To find the transformed key points, we take each key point of the parent function and apply the transformations in the order they were given.

For example, let's find the transformed key point for the vertical asymptote x = -2𝜋:
1. Horizontal compression: Multiply the x-coordinate by 1/2.
Transformed x-coordinate = (-2𝜋) * (1/2) = -𝜋
2. Horizontal shift: Add 2𝜋 to the transformed x-coordinate.
Transformed x-coordinate = -𝜋 + 2𝜋 = 𝜋
3. Vertical stretch: Multiply the y-coordinate by 3.
Transformed y-coordinate = csc(-2𝜋) * 3 = (1/sin(-2𝜋)) * 3
4. Vertical shift: Subtract 1 from the transformed y-coordinate.
Transformed y-coordinate = (1/sin(-2𝜋)) * 3 - 1

Repeat these steps for the other key points to find all the transformed key points.

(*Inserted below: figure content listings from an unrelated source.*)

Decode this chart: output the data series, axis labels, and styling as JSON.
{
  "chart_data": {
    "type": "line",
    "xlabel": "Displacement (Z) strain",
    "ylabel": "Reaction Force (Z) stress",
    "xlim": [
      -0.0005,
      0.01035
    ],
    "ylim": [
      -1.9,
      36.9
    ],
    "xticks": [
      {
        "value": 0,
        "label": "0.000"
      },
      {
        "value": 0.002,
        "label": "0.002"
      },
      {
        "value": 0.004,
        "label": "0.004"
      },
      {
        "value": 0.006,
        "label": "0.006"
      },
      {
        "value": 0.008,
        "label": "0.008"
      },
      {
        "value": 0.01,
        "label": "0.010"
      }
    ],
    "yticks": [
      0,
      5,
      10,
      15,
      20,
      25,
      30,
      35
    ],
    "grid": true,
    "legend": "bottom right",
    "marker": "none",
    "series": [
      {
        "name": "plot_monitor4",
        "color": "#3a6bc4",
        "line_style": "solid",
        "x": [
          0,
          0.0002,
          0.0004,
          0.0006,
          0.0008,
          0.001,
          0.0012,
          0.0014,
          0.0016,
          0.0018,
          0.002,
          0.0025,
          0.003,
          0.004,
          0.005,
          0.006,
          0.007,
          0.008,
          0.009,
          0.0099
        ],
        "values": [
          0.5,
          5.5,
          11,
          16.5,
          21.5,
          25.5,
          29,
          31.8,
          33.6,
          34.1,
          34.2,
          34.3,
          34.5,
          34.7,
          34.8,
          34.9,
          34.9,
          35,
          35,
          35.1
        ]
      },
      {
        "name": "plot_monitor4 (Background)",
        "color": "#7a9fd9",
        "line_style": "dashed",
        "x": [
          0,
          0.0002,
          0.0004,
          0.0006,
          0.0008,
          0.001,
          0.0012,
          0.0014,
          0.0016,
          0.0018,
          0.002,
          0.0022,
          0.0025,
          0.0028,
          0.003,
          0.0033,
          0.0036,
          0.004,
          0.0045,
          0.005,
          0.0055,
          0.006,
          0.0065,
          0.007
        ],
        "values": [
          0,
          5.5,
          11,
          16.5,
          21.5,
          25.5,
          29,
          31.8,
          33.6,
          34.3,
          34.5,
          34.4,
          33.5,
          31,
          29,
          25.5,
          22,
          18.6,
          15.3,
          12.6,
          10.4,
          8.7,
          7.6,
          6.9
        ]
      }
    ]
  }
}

Step 3: Plot the transformed key points on the graph.

Once you have the transformed key points, plot them on the graph for the given interval −4𝜋 ≤ 𝑥 ≤ 4𝜋. Label the asymptotes, local max/min, and number each axis.

Connecting these points will give you the graph of the transformed function 𝑦 = 3𝑓 (1/2 𝑥 − 2𝜋) − 1 within the interval −4𝜋 ≤ 𝑥 ≤ 4𝜋.